An important consideration to bear in mind here is that the cortisol level in the optimally stocked tanks didn’t increase in response to novel object addition, above their nominal values.

Interestingly, previous research with some species of fish (especially trout) indicates that we would often expect cortisol levels to go down with an increase of stocking density, quite the opposite of what we have here.

Of course, Charmaine is aware of the shortcomings of her research, as comprehensive as it is. She notes that many factors need to be considered, especially in any future experiments of this nature.

She notes, for example, that there are observed differences in some fish species as to how quickly they alter their bold or shy behaviour depending on their sex, with females learning faster, and becoming bolder than male fish. With Garra so difficult to sex, it would be difficult to factor such data in the existing work.

She also suggests that the choice of enrichment may be improved upon, with plastic plants being somewhat distant from the Garra’s usual choice of rocks and sediment. Although, given that the fish in question were donated by Maidenhead Aquatics Moreton Park for the purpose of the experiment, and given that their history was one of a Far Eastern farm, it’s unlikely that said fish would have had any real idea of what their natural habitat should be.

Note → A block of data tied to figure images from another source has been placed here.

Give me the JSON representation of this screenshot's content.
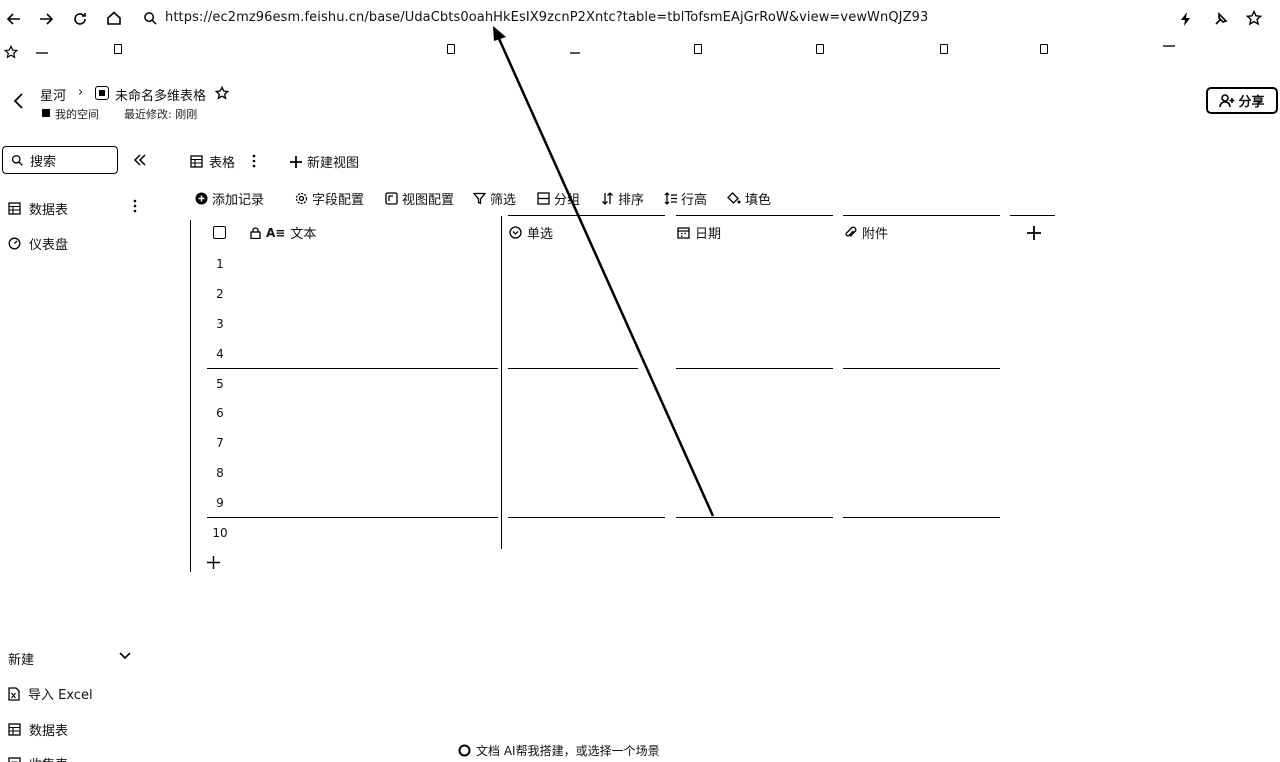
{
  "browser": {
    "url": "https://ec2mz96esm.feishu.cn/base/UdaCbts0oahHkEsIX9zcnP2Xntc?table=tblTofsmEAjGrRoW&view=vewWnQJZ93"
  },
  "header": {
    "breadcrumb_parent": "星河",
    "doc_title": "未命名多维表格",
    "space": "我的空间",
    "last_modified": "最近修改: 刚刚",
    "share_label": "分享"
  },
  "sidebar": {
    "search_placeholder": "搜索",
    "items": [
      {
        "label": "数据表"
      },
      {
        "label": "仪表盘"
      }
    ],
    "new_section": "新建",
    "new_items": [
      {
        "label": "导入 Excel"
      },
      {
        "label": "数据表"
      },
      {
        "label": "收集表"
      }
    ]
  },
  "view_bar": {
    "view_name": "表格",
    "new_view": "新建视图"
  },
  "toolbar": {
    "add_record": "添加记录",
    "field_config": "字段配置",
    "view_config": "视图配置",
    "filter": "筛选",
    "group": "分组",
    "sort": "排序",
    "row_height": "行高",
    "fill_color": "填色"
  },
  "grid": {
    "columns": [
      {
        "name": "文本",
        "icon": "text-icon"
      },
      {
        "name": "单选",
        "icon": "single-select-icon"
      },
      {
        "name": "日期",
        "icon": "calendar-icon"
      },
      {
        "name": "附件",
        "icon": "attachment-icon"
      }
    ],
    "rows": [
      "1",
      "2",
      "3",
      "4",
      "5",
      "6",
      "7",
      "8",
      "9",
      "10"
    ]
  },
  "footer": {
    "ai_hint": "文档 AI帮我搭建，或选择一个场景"
  }
}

Whatever the pitfalls, the work shows for the first time a good correlation between stress in Garra rufa in foot spa conditions compared to those kept the way that any other aquarist conforming with the Animal Welfare Act would keep them.

It’s worth remembering, of course, that this isn’t the final word on Garra rufa spas, and that we shouldn’t all race down to our local facilities with burning torches and pitchforks, but it does at least offer a good opening to any researchers wishing to take the subject further, as well as a discussion topic to bring up with those pro-spa folks out there.

Who knows? Maybe one day we’ll all be able to hold strong empirical evidence in our hands and state 'I told you so' as we beat down the doors of fish pedicure centres. We’re just not quite there yet.

Huge thanks go out to Charmaine Millar who openly shared her entire dissertation with us at Practical Fishkeeping, as well as to Peter Hands from Maidenhead Aquatics, without whom the whole project would have been devoid of fishy subjects.